Moreover, First 5 programs are already addressing the areas listed above. Although these programsonlyaid children from birth to age five, we feel that these years are the most important for children to get the attention, education and healthcare they need.

Supporters of Proposition 1D also point out that First 5 programs have a vast sum of money that is currently unspent. The fact is that the majority of this money, rather than moldering away in a vault as some would suggest, is tied up as money First 5 needs to fund its multi-year contracts. These are contracts and multi-year plans that have been painstakingly mapped out to provide maximum benefit for children as they grow up. Shifting the First 5 reserves to the state’s general fund would cut these contracts short and leave millions of children in the lurch.

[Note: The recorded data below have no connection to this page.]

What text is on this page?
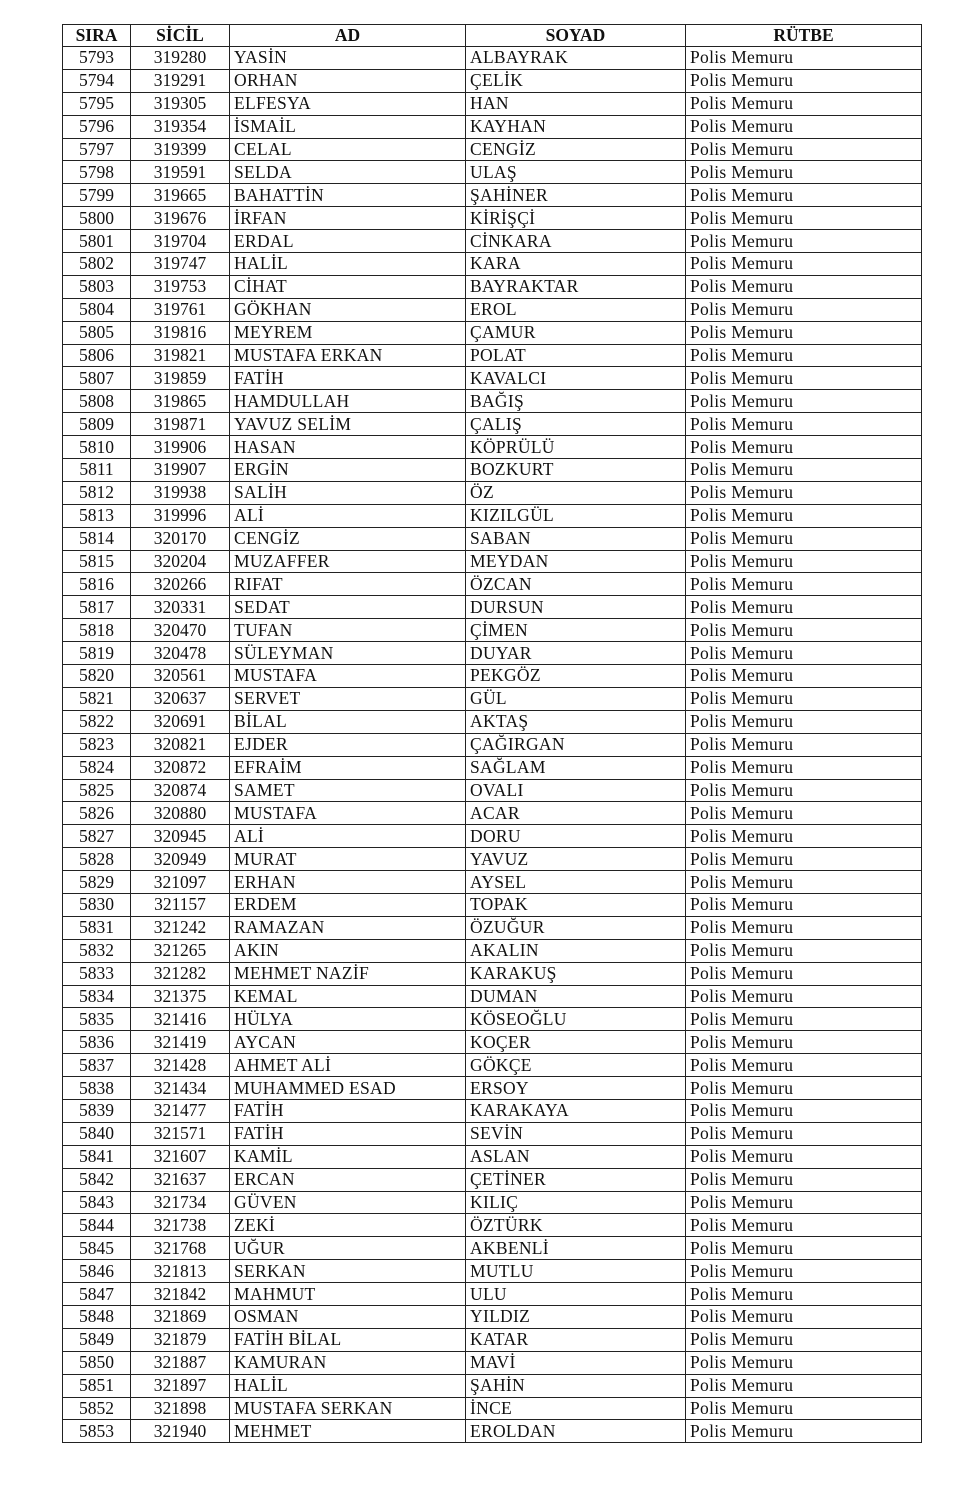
SIRA	SİCİL	AD	SOYAD	RÜTBE
5793	319280	YASİN	ALBAYRAK	Polis Memuru
5794	319291	ORHAN	ÇELİK	Polis Memuru
5795	319305	ELFESYA	HAN	Polis Memuru
5796	319354	İSMAİL	KAYHAN	Polis Memuru
5797	319399	CELAL	CENGİZ	Polis Memuru
5798	319591	SELDA	ULAŞ	Polis Memuru
5799	319665	BAHATTİN	ŞAHİNER	Polis Memuru
5800	319676	İRFAN	KİRİŞÇİ	Polis Memuru
5801	319704	ERDAL	CİNKARA	Polis Memuru
5802	319747	HALİL	KARA	Polis Memuru
5803	319753	CİHAT	BAYRAKTAR	Polis Memuru
5804	319761	GÖKHAN	EROL	Polis Memuru
5805	319816	MEYREM	ÇAMUR	Polis Memuru
5806	319821	MUSTAFA ERKAN	POLAT	Polis Memuru
5807	319859	FATİH	KAVALCI	Polis Memuru
5808	319865	HAMDULLAH	BAĞIŞ	Polis Memuru
5809	319871	YAVUZ SELİM	ÇALIŞ	Polis Memuru
5810	319906	HASAN	KÖPRÜLÜ	Polis Memuru
5811	319907	ERGİN	BOZKURT	Polis Memuru
5812	319938	SALİH	ÖZ	Polis Memuru
5813	319996	ALİ	KIZILGÜL	Polis Memuru
5814	320170	CENGİZ	SABAN	Polis Memuru
5815	320204	MUZAFFER	MEYDAN	Polis Memuru
5816	320266	RIFAT	ÖZCAN	Polis Memuru
5817	320331	SEDAT	DURSUN	Polis Memuru
5818	320470	TUFAN	ÇİMEN	Polis Memuru
5819	320478	SÜLEYMAN	DUYAR	Polis Memuru
5820	320561	MUSTAFA	PEKGÖZ	Polis Memuru
5821	320637	SERVET	GÜL	Polis Memuru
5822	320691	BİLAL	AKTAŞ	Polis Memuru
5823	320821	EJDER	ÇAĞIRGAN	Polis Memuru
5824	320872	EFRAİM	SAĞLAM	Polis Memuru
5825	320874	SAMET	OVALI	Polis Memuru
5826	320880	MUSTAFA	ACAR	Polis Memuru
5827	320945	ALİ	DORU	Polis Memuru
5828	320949	MURAT	YAVUZ	Polis Memuru
5829	321097	ERHAN	AYSEL	Polis Memuru
5830	321157	ERDEM	TOPAK	Polis Memuru
5831	321242	RAMAZAN	ÖZUĞUR	Polis Memuru
5832	321265	AKIN	AKALIN	Polis Memuru
5833	321282	MEHMET NAZİF	KARAKUŞ	Polis Memuru
5834	321375	KEMAL	DUMAN	Polis Memuru
5835	321416	HÜLYA	KÖSEOĞLU	Polis Memuru
5836	321419	AYCAN	KOÇER	Polis Memuru
5837	321428	AHMET ALİ	GÖKÇE	Polis Memuru
5838	321434	MUHAMMED ESAD	ERSOY	Polis Memuru
5839	321477	FATİH	KARAKAYA	Polis Memuru
5840	321571	FATİH	SEVİN	Polis Memuru
5841	321607	KAMİL	ASLAN	Polis Memuru
5842	321637	ERCAN	ÇETİNER	Polis Memuru
5843	321734	GÜVEN	KILIÇ	Polis Memuru
5844	321738	ZEKİ	ÖZTÜRK	Polis Memuru
5845	321768	UĞUR	AKBENLİ	Polis Memuru
5846	321813	SERKAN	MUTLU	Polis Memuru
5847	321842	MAHMUT	ULU	Polis Memuru
5848	321869	OSMAN	YILDIZ	Polis Memuru
5849	321879	FATİH BİLAL	KATAR	Polis Memuru
5850	321887	KAMURAN	MAVİ	Polis Memuru
5851	321897	HALİL	ŞAHİN	Polis Memuru
5852	321898	MUSTAFA SERKAN	İNCE	Polis Memuru
5853	321940	MEHMET	EROLDAN	Polis Memuru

Programs and departments all over the state are being forced to cut their budgets. Everyone from law enforcement to the offices of higher education in the state has had to make sacrifices. The only reason to make such sacrifices is to make sure that the state doesn’t collapse. We don’t want the state to collapse. We want our children to have a stable, prosperous place to grow up in. Given this long-term goal of improving the quality of life for future generations, it would seem the height of foolishness to hamstring the funding of a program that is currently doing exactly that.

State lawmakers should sit down and have a productive dialogue with First 5 representatives in order to reach a mutually beneficial compromise, rather than the hasty, drastic action they are currently trying to enact.

Until such a compromise can be reached, we urge everyone to vote against Proposition 1D.